I think you have to play with custom "Cisco-AVPair" string to achieve that.

For the most easy way I configured is treat 3rd party ISE as Radius Token and issue COA from actual PSN to NAD.

etzhou · ‎03-01-2018

Yes, We have also considered the Radius Token option. But if the method is MAB, ISE will not proxy the access request out to the 3rd party radius server.

hslai · ‎03-01-2018

if the method is MAB, ISE will not proxy the access request out to the 3rd party radius server.

Do you mean you are unable to select a token server as the auth ID source? Or, do you mean you are not seeing the requests sending out?

Please also elaborate more on the particulars how/when you need CoA sends by the 3rd party RADIUS.

etzhou · ‎03-01-2018

Yes, the ISE does not sending access request of MAB out.

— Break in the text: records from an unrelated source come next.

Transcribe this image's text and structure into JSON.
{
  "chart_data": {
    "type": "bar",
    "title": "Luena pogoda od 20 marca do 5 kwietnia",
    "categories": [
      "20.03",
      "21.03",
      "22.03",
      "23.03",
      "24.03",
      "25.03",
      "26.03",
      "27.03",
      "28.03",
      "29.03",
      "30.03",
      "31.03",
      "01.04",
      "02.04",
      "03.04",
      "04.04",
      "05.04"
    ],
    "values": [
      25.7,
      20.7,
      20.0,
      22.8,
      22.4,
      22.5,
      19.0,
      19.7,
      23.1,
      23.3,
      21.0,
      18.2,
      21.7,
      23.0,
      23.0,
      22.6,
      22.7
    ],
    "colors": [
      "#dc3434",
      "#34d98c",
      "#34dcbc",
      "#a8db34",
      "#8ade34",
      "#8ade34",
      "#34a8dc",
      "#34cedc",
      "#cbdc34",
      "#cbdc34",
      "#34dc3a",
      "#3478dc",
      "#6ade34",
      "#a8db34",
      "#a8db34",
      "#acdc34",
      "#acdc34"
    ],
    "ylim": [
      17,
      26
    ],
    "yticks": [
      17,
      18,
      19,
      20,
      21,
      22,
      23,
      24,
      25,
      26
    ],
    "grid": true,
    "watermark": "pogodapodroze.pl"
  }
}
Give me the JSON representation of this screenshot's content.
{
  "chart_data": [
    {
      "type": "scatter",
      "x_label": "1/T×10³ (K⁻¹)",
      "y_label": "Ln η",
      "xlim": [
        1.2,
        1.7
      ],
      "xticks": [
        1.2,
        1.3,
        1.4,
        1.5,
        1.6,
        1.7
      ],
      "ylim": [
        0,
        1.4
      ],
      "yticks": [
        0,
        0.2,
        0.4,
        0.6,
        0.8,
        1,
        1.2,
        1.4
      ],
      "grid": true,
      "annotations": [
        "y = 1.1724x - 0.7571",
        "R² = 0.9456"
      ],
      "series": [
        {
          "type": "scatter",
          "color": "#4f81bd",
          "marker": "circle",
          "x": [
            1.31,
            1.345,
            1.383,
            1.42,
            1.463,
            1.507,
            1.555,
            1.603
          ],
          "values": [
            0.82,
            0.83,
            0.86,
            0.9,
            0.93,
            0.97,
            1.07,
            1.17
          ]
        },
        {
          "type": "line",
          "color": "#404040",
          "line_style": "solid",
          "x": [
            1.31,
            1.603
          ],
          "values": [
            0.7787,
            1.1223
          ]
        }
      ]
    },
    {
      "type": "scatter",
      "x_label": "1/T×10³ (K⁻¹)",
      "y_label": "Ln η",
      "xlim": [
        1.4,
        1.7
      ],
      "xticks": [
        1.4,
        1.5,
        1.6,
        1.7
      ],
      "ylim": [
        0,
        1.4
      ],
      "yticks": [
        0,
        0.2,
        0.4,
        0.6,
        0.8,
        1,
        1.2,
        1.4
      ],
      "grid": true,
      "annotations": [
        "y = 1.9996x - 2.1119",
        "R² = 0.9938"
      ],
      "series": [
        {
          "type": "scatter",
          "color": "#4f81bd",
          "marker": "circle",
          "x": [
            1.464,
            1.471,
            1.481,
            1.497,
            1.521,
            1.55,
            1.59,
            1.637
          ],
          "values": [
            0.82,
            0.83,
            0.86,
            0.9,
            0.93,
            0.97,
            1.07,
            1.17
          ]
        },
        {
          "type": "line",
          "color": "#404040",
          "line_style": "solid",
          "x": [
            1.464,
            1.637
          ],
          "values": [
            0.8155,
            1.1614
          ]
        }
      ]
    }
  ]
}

For the CoA sent by 3rd party radius, there would be two scenarios:

The first scenario is that he customer has the radius server already and would not change in the near future but would like to deploy DNA.

The second scenario is that the radius server can integrate the special social login method which ISE can not support currently.

hslai · ‎03-01-2018

Are you getting errors in ISE live logs when sending MAB to a RADIUS token server?

DNA has options to work with other RADIUS servers than ISE. Are you using SGT so needing ISE anyway?

Still not very clear why such integration needs CoA? Is it that it can trigger CoA on the 3rd party RADIUS only but not ISE?

etzhou · ‎03-01-2018

Yes, SGT is needed. CoA is trigged on the 3rd party Radius server.

hslai · ‎03-01-2018

I will check with our teams and get back on this next week.

hslai · ‎03-04-2018

This is not currently supported as it a known issue -- CSCty45721

Please discuss your requirements further with our PM team.